Dans ce quartier yéménite, qui attire de nombreux touristes, 16 % des appartements se trouveraient désormais sur Airbnb, selon une étude de la section israélienne du collectif international Yes In My Backyard.
« Au cours des trois dernières années, plus de la moitié des nouveaux appartements construits à Tel Aviv ont été placés directement pour la location à court terme. Près de 1 200 sur les 2 000 qui sont construits chaque année », explique Maayan Nesher, économiste qui a mené l’étude, interrogée par La Presse.
Selon elle et les données du site AirDNA, 2,4 % des 205 500 appartements de Tel Aviv sont loués exclusivement sur Airbnb – soit « plus que New York, Barcelone et Berlin… réunis ». Au total, on trouverait 10 000 appartements de Tel Aviv sur la plateforme.
« Pourquoi nous retrouvons-nous au sommet parmi les villes du monde ? Simplement en raison de l’absence de réglementation. Il y a des règles à suivre à Paris, Berlin, Amsterdam, Barcelone, etc. Rien à Tel Aviv. Rien », explique-t-elle.
Un phénomène en lien direct avec l’essor touristique de la ville, qui a logiquement conduit à une accentuation de la demande de logements touristiques. Les prix des loyers pour les habitants de la ville ont par conséquent augmenté.
En juillet, un groupe de citoyens a ainsi déposé une requête devant une cour municipale afin d’exiger des permis pour les hôtes qui louent leur appartement exclusivement sur Airbnb. Selon les plaignants, la qualité de vie dans leur quartier aurait été touchée en raison de l’afflux de touristes.

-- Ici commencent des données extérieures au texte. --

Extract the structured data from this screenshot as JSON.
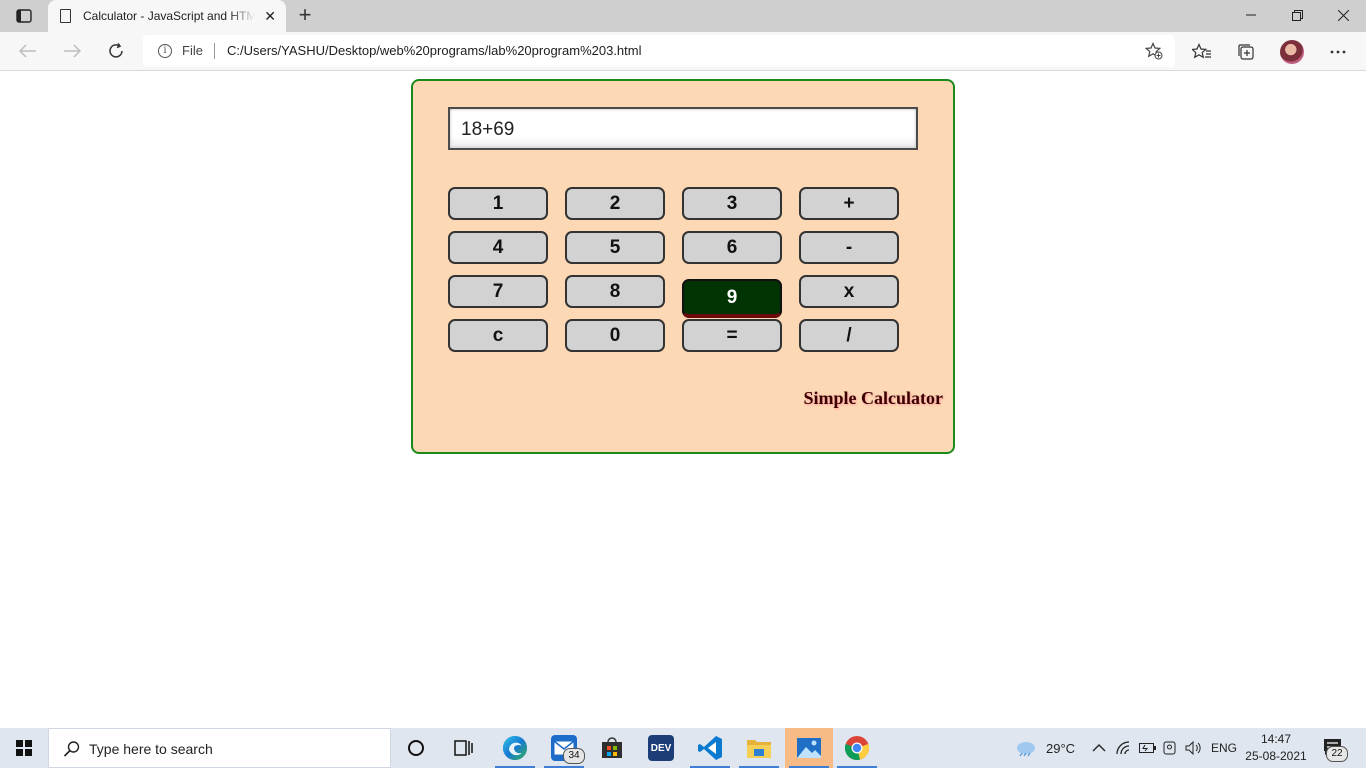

« Pour plusieurs, c’est devenu un enfer. C’est un peu comme si votre immeuble devenait une gare d’autobus. Ils vivent des problèmes avec les fêtes qui sont organisées, l’alcool, la drogue, les déchets, le va-et-vient, etc », explique Merav Tabib, avocate.
Si le conseil municipal a voté en faveur d’une législation qui vise à doubler les taxes municipales des propriétaires qui offrent leur logement en location à court terme, la mesure doit encore recevoir l’aval du ministère de l’Intérieur pour être adoptée.
Selon Etan Schwartz, directeur général de Tel Aviv Global, organisme paramunicipal de développement économique et touristique, le prochain gouvernement élu doit légiférer sur la question.
« À cet égard, nous avons déjà proposé un plan dans lequel nous proposons de permettre la location d’appartement sur la plateforme, mais pour un maximum de 90 jours par année. Au-delà de cette limite, la location serait déclarée illégale », explique-t-il. Le responsable demande également aux autorités fiscales israéliennes d’exercer un meilleur contrôle des revenus tirés d’Airbnb par les propriétaires de logements.
Selon Merav Tabib, la mise en place de mesures est urgente : « [Airbnb] dénature les quartiers de Tel Aviv, où de nombreux habitants doivent partir parce qu’il n’y a plus d’appartements à louer, et ce sont les touristes qui prennent leur place. À long-terme, c’est le cœur et l’âme de Tel Aviv qui sont en danger », conclut-elle.
Un phénomène contre lequel s’alertent également les responsables hôteliers, qui gèrent 8 700 chambres d’hôtel dans la ville.
« Airbnb opère dans un cadre réglementaire inexistant. Si vous voulez construire un hôtel en Israël, ça prendra à peu près sept ans. Avec tous les permis nécessaires. Une fois que vous ouvrez finalement vos portes, vous voyez que l’immeuble de l’autre côté de la rue fait la même chose que vous, sans permis, sans se soucier du zonage, sans payer de taxes. Aucune réglementation », dénonce Eli Ziv, directeur général de l’Association des hôteliers de Tel Aviv.
Le responsable appelle lui aussi la municipalité à agir rapidement face à cette concurrence jugée déloyale – qui leur permet toujours de remplir leurs hôtels, mais qui « freine une partie de leurs plans d’expansion et rend leur avenir un peu plus incertain ».